Les diagnostics différentiels sont nombreux : eczéma nummulaire, eczématides ou dermatite atopique, pityriasis rosé de Gibert, lupus érythémateux. En pratique, il faut les évoquer lorsque les lésions cutanées sont étendues ou n’ont pas de bordure ni squameuse ni marquée, ou en cas d’échec d’un traitement antifongique. En cas de doute, le diagnostic est confirmé par un prélèvement mycologique effectué à la périphérie des lésions. L’intérêt du prélèvement est de préciser l’espèce en cause afin de traiter la source de la contamination (l’animal vecteur le cas échéant).
Le traitement local est généralement suffisant. On utilise surtout les dérivés imidazolés (éconazole, Pevaryl ; miconazole, Daktarin) mais aussi la ciclopiroxolamine (Mycoster) et la terbinafine (Lamisil crème 1 %). L’aspect clinique guide le choix de la galénique : crème, émulsion pour les lésions cutanées sèches ; lotion, poudre, solution, gel pour les formes macérées, suintantes. L’antifongique local doit être appliqué 1 ou 2 fois par jour selon la molécule choisie, et pendant une durée d’un mois. Selon les dernières méta-analyses comparatives, il n’y pas de preuve d’une meilleure efficacité clinique d’un antifongique local par rapport à un autre.

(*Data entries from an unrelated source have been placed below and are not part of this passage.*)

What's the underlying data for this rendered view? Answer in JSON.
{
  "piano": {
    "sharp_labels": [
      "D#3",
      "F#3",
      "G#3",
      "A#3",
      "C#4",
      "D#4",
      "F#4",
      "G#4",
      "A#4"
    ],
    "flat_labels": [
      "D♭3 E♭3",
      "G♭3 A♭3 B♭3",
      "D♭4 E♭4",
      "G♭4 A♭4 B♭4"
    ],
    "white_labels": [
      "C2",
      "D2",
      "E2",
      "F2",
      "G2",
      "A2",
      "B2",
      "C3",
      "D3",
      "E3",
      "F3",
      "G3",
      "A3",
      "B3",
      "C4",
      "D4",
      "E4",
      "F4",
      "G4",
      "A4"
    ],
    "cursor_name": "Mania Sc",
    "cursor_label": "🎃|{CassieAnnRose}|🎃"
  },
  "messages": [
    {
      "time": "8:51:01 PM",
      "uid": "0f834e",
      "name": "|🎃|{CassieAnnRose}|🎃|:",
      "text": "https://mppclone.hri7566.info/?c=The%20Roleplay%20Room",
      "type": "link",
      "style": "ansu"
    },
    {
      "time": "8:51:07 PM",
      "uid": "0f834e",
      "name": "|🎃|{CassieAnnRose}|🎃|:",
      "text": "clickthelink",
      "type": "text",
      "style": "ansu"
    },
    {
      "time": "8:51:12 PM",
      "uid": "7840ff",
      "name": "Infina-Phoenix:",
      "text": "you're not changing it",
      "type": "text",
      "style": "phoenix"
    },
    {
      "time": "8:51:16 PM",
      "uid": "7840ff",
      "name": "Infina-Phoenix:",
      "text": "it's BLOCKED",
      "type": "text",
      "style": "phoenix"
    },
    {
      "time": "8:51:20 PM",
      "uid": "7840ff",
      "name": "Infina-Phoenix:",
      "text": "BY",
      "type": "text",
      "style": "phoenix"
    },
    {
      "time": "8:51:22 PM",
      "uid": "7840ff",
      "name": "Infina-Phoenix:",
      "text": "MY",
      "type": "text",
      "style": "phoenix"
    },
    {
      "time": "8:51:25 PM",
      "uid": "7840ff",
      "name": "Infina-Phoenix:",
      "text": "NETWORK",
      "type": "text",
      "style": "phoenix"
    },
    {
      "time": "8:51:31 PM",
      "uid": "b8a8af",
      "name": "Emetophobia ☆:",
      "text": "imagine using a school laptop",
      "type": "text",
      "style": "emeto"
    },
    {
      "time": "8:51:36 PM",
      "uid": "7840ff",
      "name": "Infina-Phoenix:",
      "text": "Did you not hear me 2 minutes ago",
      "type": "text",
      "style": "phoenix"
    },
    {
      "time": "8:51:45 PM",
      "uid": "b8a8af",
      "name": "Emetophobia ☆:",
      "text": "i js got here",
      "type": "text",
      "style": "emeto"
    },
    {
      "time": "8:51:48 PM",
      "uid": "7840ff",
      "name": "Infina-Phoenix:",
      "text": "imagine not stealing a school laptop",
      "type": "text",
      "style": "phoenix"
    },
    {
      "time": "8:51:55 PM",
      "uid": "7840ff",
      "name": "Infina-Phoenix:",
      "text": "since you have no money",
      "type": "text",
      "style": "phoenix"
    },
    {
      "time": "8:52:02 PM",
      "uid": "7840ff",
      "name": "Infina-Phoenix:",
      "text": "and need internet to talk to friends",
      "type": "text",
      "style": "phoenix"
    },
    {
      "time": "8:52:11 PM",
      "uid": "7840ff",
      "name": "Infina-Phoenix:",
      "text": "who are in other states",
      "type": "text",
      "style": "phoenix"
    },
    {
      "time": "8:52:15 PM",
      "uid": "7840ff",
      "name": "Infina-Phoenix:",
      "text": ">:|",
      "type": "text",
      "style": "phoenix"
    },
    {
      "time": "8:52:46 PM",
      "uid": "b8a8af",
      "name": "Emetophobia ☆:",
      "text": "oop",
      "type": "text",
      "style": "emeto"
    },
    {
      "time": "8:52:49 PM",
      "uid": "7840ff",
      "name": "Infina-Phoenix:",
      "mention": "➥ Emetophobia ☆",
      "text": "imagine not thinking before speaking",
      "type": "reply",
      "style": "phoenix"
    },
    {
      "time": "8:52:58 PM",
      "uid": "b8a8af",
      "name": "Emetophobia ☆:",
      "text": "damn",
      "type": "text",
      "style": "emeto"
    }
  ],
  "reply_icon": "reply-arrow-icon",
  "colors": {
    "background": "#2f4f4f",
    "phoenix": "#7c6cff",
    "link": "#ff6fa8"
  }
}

Quant à leur tolérance, ils exposent tous à de rares effets indésirables, surtout érythèmes, irritations, réactions allergiques locales… Les imidazolés seraient toutefois à préférer (atteintes hépatiques très rares décrites avec la terbinafine) notamment chez la femme enceinte. Par ailleurs, de manière générale, les formes en crème (sans alcool) exposeraient à moins d’irritations cutanées.
Attention : la source de la contamination doit aussi être traitée (consultation vétérinaire, partenaire de judo, intertrigo et/ou onyxis des orteils…).
En cas d’échec, il faut s’assurer tout d’abord que le traitement a été bien conduit par le patient (nombre d’applications et durée).
Si les lésions sont multiples, inflammatoires, touchant aussi les zones pileuses (teignes), ou associées à une pathologie unguéale, un traitement per os est indiqué par itraconazole ou terbinafine. Pour rappel, chez l’enfant, seule la griséofulvine avait une AMM en France. Depuis l’arrêt de sa commercialisation, de nouvelles recos ont été élaborées par Société française de dermatologie.
Nobile C. Teignes chez l’enfant : les nouvelles recos !Rev Prat 5 juillet 2021.
Hua C, Bernigaud C, Foulet F, et al. Item 155. Infections cutanéo-muqueuses et des phanères, bactériennes et mycosiques, de l’adulte et de l’enfant.Rev Prat 2020;70(9);e311-318.
Dermatophytoses de la peau glabre : des mycoses contagieuses et bénignes.Rev Prescrire 2021;41(458):922-5.